Polije Kolaborasi dengan Unesa Dampingi Petani Jombang Olah Jagung Jadi Tortilla Chips Bernilai

JOMBANG – Politeknik Negeri Jember (Polije) bersama Universitas Negeri Surabaya (Unesa) mendampingi kelompok tani Desa Kromong, Kecamatan Ngusikan, Jombang, mengolah jagung menjadi tortilla chips bernilai ekonomi.

Kegiatan pengabdian kepada masyarakat (PKM) tersebut merespons harga jagung yang turun hingga Rp3.000 per kilogram saat panen. Tim mendorong petani meningkatkan nilai tambah melalui pengolahan dan pemasaran produk.

Ketua pelaksana PKM, Drs. Djoni Irianto, M.T., memimpin kegiatan bersama Dr. Muhammad Kris Yuan Hidayatulloh, M.Pd., dari Unesa dan Purbowo, S.Agr., M.P., dari Polije.

Purbowo memberikan pelatihan pengolahan jagung menjadi tortilla chips. Peserta mempelajari teknologi tepat guna, bahan produksi, tahapan pembuatan, hingga teknik pengemasan menggunakan mesin sealer.

Selain produksi, peserta mendapat pelatihan pemasaran digital melalui marketplace Shopee, live shopping, dan fotografi produk menggunakan kamera ponsel. Pelatihan ini bertujuan memperluas peluang pemasaran produk olahan jagung.

Kepala Desa Kromong, Hermawan, mengapresiasi pendampingan tersebut karena membuka peluang usaha baru bagi masyarakat.

“Semoga bisa melahirkan pelaku usaha baru dan meningkatkan kesejahteraan masyarakat di lingkungan Desa Kromong,” katanya.

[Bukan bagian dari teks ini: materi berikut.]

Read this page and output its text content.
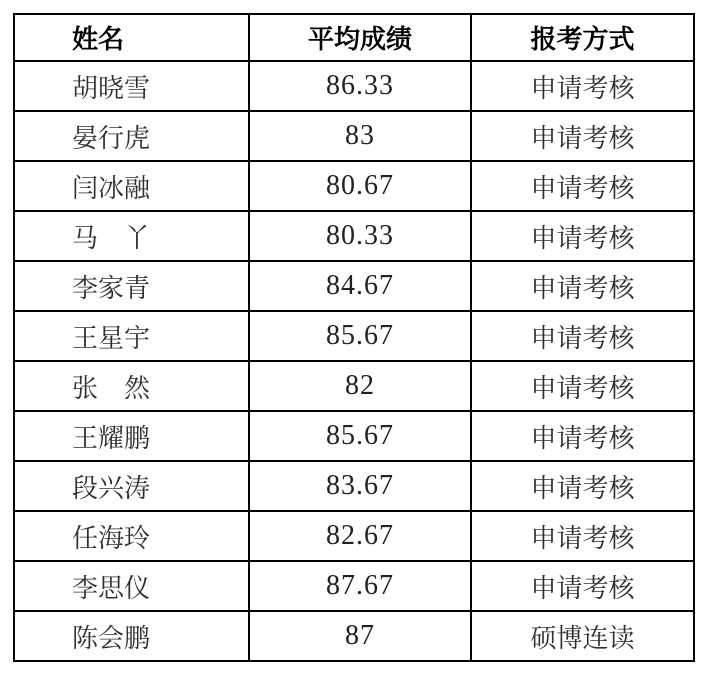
姓名	平均成绩	报考方式
胡晓雪	86.33	申请考核
晏行虎	83	申请考核
闫冰融	80.67	申请考核
马　丫	80.33	申请考核
李家青	84.67	申请考核
王星宇	85.67	申请考核
张　然	82	申请考核
王耀鹏	85.67	申请考核
段兴涛	83.67	申请考核
任海玲	82.67	申请考核
李思仪	87.67	申请考核
陈会鹏	87	硕博连读
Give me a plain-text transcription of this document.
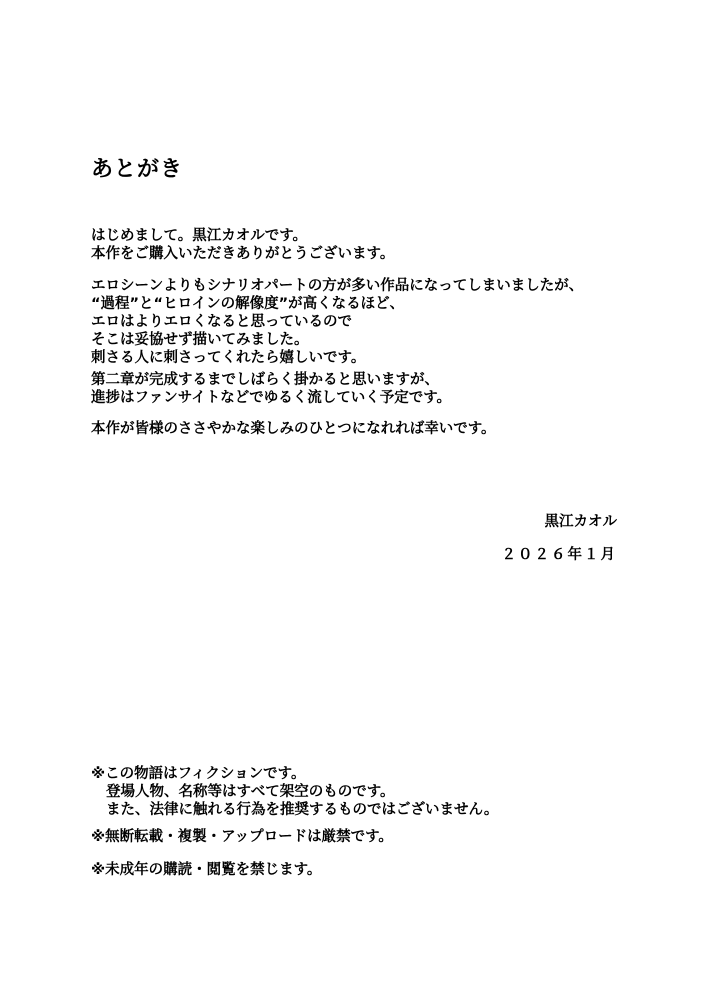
あとがき
はじめまして。黒江カオルです。
本作をご購入いただきありがとうございます。
エロシーンよりもシナリオパートの方が多い作品になってしまいましたが、
“過程”と“ヒロインの解像度”が高くなるほど、
エロはよりエロくなると思っているので
そこは妥協せず描いてみました。
刺さる人に刺さってくれたら嬉しいです。
第二章が完成するまでしばらく掛かると思いますが、
進捗はファンサイトなどでゆるく流していく予定です。
本作が皆様のささやかな楽しみのひとつになれれば幸いです。

黒江カオル

２０２６年１月

※この物語はフィクションです。
登場人物、名称等はすべて架空のものです。
また、法律に触れる行為を推奨するものではございません。
※無断転載・複製・アップロードは厳禁です。
※未成年の購読・閲覧を禁じます。
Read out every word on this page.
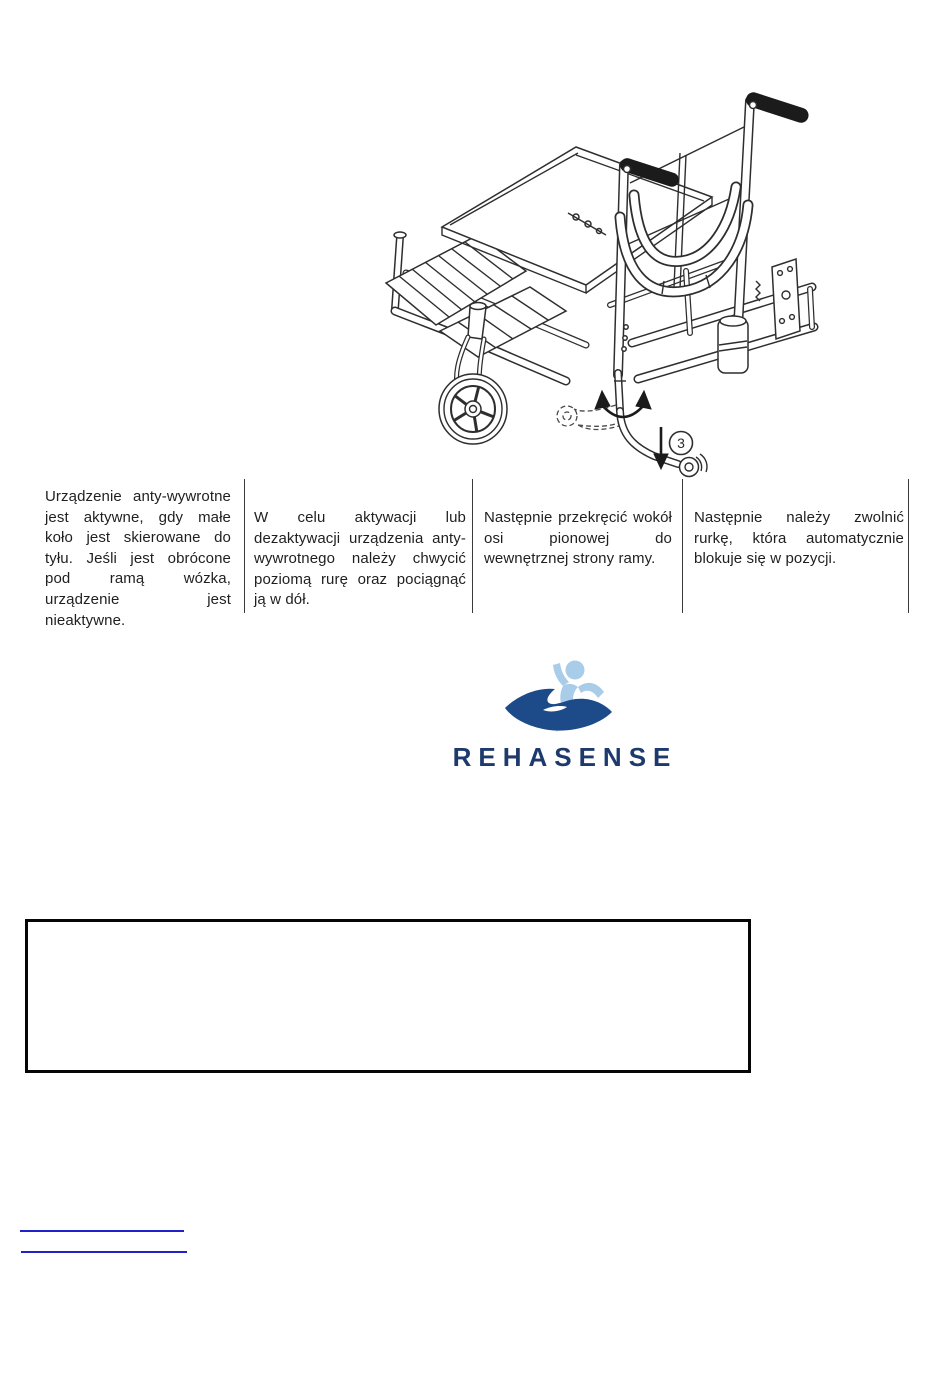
3
Urządzenie anty-wywrotne jest aktywne, gdy małe koło jest skierowane do tyłu. Jeśli jest obrócone pod ramą wózka, urządzenie jest nieaktywne.
W celu aktywacji lub dezaktywacji urządzenia anty-wywrotnego należy chwycić poziomą rurę oraz pociągnąć ją w dół.
Następnie przekręcić wokół osi pionowej do wewnętrznej strony ramy.
Następnie należy zwolnić rurkę, która automatycznie blokuje się w pozycji.
REHASENSE
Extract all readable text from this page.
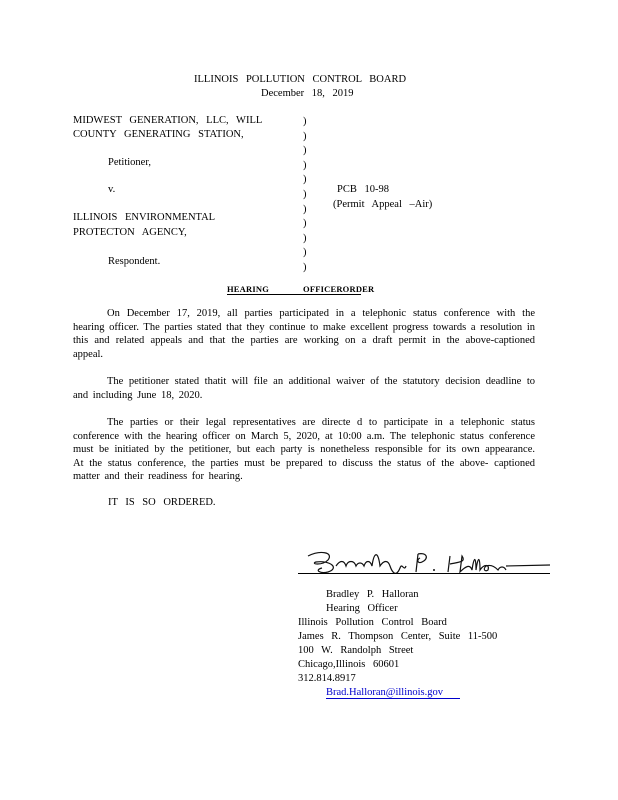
ILLINOIS POLLUTION CONTROL BOARD
December 18, 2019
MIDWEST GENERATION, LLC, WILL
COUNTY GENERATING STATION,
Petitioner,
v.
ILLINOIS ENVIRONMENTAL
PROTECTON AGENCY,
Respondent.
)
)
)
)
)
)
)
)
)
)
)
PCB 10-98
(Permit Appeal –Air)
HEARING	OFFICERORDER
On December 17, 2019, all parties participated in a telephonic status conference with the hearing officer. The parties stated that they continue to make excellent progress towards a resolution in this and related appeals and that the parties are working on a draft permit in the above-captioned appeal.
The petitioner stated thatit will file an additional waiver of the statutory decision deadline to and including June 18, 2020.
The parties or their legal representatives are directe d to participate in a telephonic status conference with the hearing officer on March 5, 2020, at 10:00 a.m. The telephonic status conference must be initiated by the petitioner, but each party is nonetheless responsible for its own appearance. At the status conference, the parties must be prepared to discuss the status of the above- captioned matter and their readiness for hearing.
IT IS SO ORDERED.
Bradley P. Halloran
Hearing Officer
Illinois Pollution Control Board
James R. Thompson Center, Suite 11-500
100 W. Randolph Street
Chicago,Illinois 60601
312.814.8917
Brad.Halloran@illinois.gov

Koordinator Wilayah PPL BPP Kecamatan Ngusikan, Zuhrotul Lailis Sa’adah, S.Pt., M.Agr., menilai kegiatan tersebut dapat meningkatkan nilai ekonomi jagung.

“Kegiatan ini sangat bermanfaat untuk meningkatkan nilai tambah komoditas jagung,” ujarnya.

Melalui pendampingan ini, Unesa dan Polije berharap petani mampu mengolah jagung secara mandiri. Dengan demikian, petani tidak hanya menjual jagung mentah, tetapi juga memperoleh peluang pendapatan dari produk olahan.